The Last Mimzy – DVD Review

Film, Reviews

Available at Amazon.com

Directed by
Bob Shaye

Cast

Chris O’Neil ………. Noah Wilder
Rhiannon Leigh Wryn ………. Emma Wilder
Joely Richardson ………. Jo Wilder
Timothy Hutton ………. David Wilder
Rainn Wilson ……. Larry White
Kathryn Hahn ………. Naomi Schwartz
Michael Clarke Duncan ………. Nathanial Broadman
Kirsten Williamson ………. Sheila Broadman
Irene Snow ………. Teacher in Meadow
Marc Musso ………. Harry Jones
Nicole Muñoz ………. Girl with Braces
Scott E. Miller ………. School Guard (as Scott Miller)
Megan McKinnon ………. Wendy
Randi Lynne ………. Julie the Babysitter
Tom Heaton ………. Future Scientist

Running Time: 94 minutes
Rated PG
DVD Release date: July 10, 2007

A Harry Potter-looking kid named Noah and his ridiculously precocious sister Emma find a Hellraiser cube while vacationing on Whidbey Island. Upon opening up this devious looking thing, they discover a translucent lime green TV remote. Later than night, the Hellraiser cube smoothly transitions into a Mary Poppins bag, as the little girl keeps pulling more and more stuff out of it, including a old-tymey and evil-looking stuffed bunny named Mimzy.
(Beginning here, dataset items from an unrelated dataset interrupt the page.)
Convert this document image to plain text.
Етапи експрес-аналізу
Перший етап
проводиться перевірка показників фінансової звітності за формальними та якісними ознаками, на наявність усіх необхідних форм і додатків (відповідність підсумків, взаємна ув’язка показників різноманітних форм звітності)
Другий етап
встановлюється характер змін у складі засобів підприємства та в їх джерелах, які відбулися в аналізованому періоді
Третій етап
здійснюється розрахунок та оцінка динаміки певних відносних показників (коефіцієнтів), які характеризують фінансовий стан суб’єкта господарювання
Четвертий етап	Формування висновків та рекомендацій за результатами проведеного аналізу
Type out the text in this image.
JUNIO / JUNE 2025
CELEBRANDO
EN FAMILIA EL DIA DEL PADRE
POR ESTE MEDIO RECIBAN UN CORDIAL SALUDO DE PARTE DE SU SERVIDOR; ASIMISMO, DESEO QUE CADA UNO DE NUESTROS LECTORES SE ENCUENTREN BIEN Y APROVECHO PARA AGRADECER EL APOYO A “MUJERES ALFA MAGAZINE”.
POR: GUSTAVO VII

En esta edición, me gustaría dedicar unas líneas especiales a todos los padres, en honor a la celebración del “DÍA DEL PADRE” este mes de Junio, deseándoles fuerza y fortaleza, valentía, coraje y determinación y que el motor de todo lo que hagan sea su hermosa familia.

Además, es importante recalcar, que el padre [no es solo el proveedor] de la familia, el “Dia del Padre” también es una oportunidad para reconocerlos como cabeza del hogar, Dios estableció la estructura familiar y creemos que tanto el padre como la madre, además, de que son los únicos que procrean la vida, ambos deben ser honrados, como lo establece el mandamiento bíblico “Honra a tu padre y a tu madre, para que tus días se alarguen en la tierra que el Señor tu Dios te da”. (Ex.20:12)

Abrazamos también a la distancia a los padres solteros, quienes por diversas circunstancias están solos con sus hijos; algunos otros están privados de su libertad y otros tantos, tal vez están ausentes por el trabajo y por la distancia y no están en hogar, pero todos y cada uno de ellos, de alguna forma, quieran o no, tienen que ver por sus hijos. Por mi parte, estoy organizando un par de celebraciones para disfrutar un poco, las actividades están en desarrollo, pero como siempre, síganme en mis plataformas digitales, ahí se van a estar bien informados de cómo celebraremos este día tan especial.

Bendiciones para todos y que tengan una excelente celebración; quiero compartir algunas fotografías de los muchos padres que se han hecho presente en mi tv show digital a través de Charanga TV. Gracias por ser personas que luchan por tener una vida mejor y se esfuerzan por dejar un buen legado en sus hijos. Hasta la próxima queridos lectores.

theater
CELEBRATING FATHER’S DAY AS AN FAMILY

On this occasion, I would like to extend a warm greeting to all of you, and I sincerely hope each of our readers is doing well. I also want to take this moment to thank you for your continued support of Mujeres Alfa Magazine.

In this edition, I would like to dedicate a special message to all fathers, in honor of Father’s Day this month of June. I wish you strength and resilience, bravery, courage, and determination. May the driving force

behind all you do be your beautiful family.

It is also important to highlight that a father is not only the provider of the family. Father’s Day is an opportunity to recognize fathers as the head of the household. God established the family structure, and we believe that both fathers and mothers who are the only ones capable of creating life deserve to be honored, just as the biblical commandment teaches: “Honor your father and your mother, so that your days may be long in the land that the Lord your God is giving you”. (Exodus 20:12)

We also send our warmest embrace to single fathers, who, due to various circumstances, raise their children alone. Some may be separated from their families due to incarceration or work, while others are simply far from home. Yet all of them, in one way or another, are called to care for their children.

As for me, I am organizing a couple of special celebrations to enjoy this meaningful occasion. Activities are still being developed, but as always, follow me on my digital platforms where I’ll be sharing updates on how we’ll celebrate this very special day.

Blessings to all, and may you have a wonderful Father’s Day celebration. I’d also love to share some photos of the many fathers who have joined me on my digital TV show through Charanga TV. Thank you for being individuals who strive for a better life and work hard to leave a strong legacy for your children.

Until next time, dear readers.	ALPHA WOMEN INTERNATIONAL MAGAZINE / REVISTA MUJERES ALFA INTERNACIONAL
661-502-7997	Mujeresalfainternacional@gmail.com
Mimzy talks in a series of E.T./ Gizmo gurgles that are really telepathic messages sent only to Emma. Soon Emma is levitating stones, and Noah is teleporting golf balls and cans of Sprite. Eventually, Emma seems to be conjuring up something nefarious and Noah starts commanding spiders to make bridges for him by making kazoo noises in their general direction.

Were Mimzy a horror picture, their parents would’ve already gone through three exorcists.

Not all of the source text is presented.